Mooie stad met ... jawel, ook een kathedraal en ook in de steigers... maar er is veel meer te zien. Een heel arsenaal aan vakwerkhuizen, een geweldig meanderende Seine, maar toch geen 'eenheid' zoals in Bordeaux.
De nieuwbouw hier en daar detoneert. Teveel verkeersstromen aan de Seine-oever.
Deels ook een gevolg van de oorlog. De Amerikanen bombardeerden per ongeluk de noordoever, terwijl de Duitsers op de andere oever zaten. Behalve materieel: 24.000 doden bij wat zij eufemistisch noemen 'collateral damage'.
De opbouw is - lijkt het - planloos gegaan. Te snel wil men weer een belangrijk commercieel centrum zijn.
Maar planloos, dat is ons eigen, zegt een Franse buurman. En hij vertelt het verhaal van de nieuwe Seine-brug die op de een of andere manier te liften moet zijn met kabels.

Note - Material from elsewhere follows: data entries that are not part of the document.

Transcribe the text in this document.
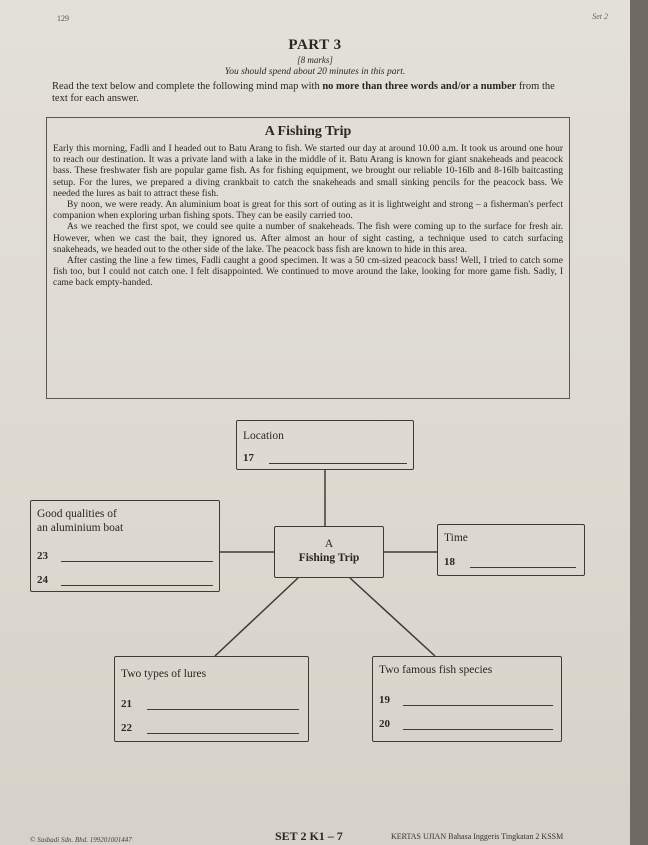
129	Set 2
PART 3
[8 marks]
You should spend about 20 minutes in this part.
Read the text below and complete the following mind map with no more than three words and/or a number from the text for each answer.
A Fishing Trip

Early this morning, Fadli and I headed out to Batu Arang to fish. We started our day at around 10.00 a.m. It took us around one hour to reach our destination. It was a private land with a lake in the middle of it. Batu Arang is known for giant snakeheads and peacock bass. These freshwater fish are popular game fish. As for fishing equipment, we brought our reliable 10-16lb and 8-16lb baitcasting setup. For the lures, we prepared a diving crankbait to catch the snakeheads and small sinking pencils for the peacock bass. We needed the lures as bait to attract these fish.

By noon, we were ready. An aluminium boat is great for this sort of outing as it is lightweight and strong – a fisherman's perfect companion when exploring urban fishing spots. They can be easily carried too.

As we reached the first spot, we could see quite a number of snakeheads. The fish were coming up to the surface for fresh air. However, when we cast the bait, they ignored us. After almost an hour of sight casting, a technique used to catch surfacing snakeheads, we headed out to the other side of the lake. The peacock bass fish are known to hide in this area.

After casting the line a few times, Fadli caught a good specimen. It was a 50 cm-sized peacock bass! Well, I tried to catch some fish too, but I could not catch one. I felt disappointed. We continued to move around the lake, looking for more game fish. Sadly, I came back empty-handed.

Location
17
A
Fishing Trip
Good qualities of
an aluminium boat
23
24
Time
18
Two types of lures
21
22
Two famous fish species
19
20
© Sasbadi Sdn. Bhd. 199201001447	SET 2 K1 – 7	KERTAS UJIAN Bahasa Inggeris Tingkatan 2 KSSM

Het schijnt niet te werken ondanks de honderden miljoenen. Dat google ik nog eens. De kabels hielden echter toen er een aantal vrachtwagens tegelijk over ging. Maar ze lijken van elastiek, alle foto's vanaf die brug zijn bewogen. Voor sommige toeristen, de bungee jump types, is de brug daarom een attractie. Rouenezen rijden of lopen liever om, over de Pont Jeanne d'Arc of Pt Guillaume le Conquérant (Willem de Veroveraar). Ze vertrouwen kennelijk het verleden meer dan het heden.
Collateral damage was ook dat de schepen bij een Sail manifestatie in 2008 niet door de weigerende techniek de Seine konden opvaren tot in de stad.
Feitje uit de Franse cultuur: bedelaars werken van 10.30 uur tot 16.00 uur.
Zitten bij ingang kerk of (praktisch) onder een pinautomaat.
Goede wijn ...
Bordeaux blijkt een aangenmae verrassing. Ooit, zo'n dertig jaar geledeneen crime met jengelende kinderen over een te groot plein, en geen ijsje onder koopbereik, dat is wat in m'n memoires zou komen.
We zijn aan het strand maar omdat de météo een dipje voorspelt gaan we naar de vierde stad van Frankrijk en ...
volledig eerherstel is het resultaat.
Wat werkt mee, behlave de stad en haar atmosfeer?
a. het weer (dipje betekent in deze regio ca 22 graden en niet stééds zon)
b. fysieke en mentale toestand: dat betekent geen verkeerde wijn de dag ervoor (of 's morgens al zoals bij de Fransen usance is)
c. bereikbaarheid: openbaar vervoer als je de taal niet beheerst is stressfactor nummer1). De fiets blijkt een gouden greep en dan vanaf een camping die aan de rand van de stad ligt.
d. zondag is een perfecte reisdag, beter nog: zondagmorgen. En tijdens een wedstrijd van het Franse nationale voetbalelftal, behalve als het team kansloos is want dan ben je in levensgevaar op de weg (geldt wsch in meer landen?!)
e. ruim toegeven aan je partners wensen hoe hij/zijzich een stedentripvoorstelt. Zo worden een rommel- en een echte markt, veel rookpauzes en fotomomenten onderdeel van de trip.
Wat Bordeaux als worthwhile bestempelt: zie de foto's in het laatste fotoblok.
Wat nog meer opvalt: schone en meestal nieuwe trams, relaxte atmosfeer in de volkswijk rond de rommelmarkt, veel en goede fietspaden, soms op busbanen en een uitpuilende boulevard, maar die is zo groot en gevarieerd dat iedereen wel een plaatsje vindt in deze kwartcirkel die de meanderenderivier de omgeving oplegt en naamgever is: La porte de la lune. (de poort van de maan?)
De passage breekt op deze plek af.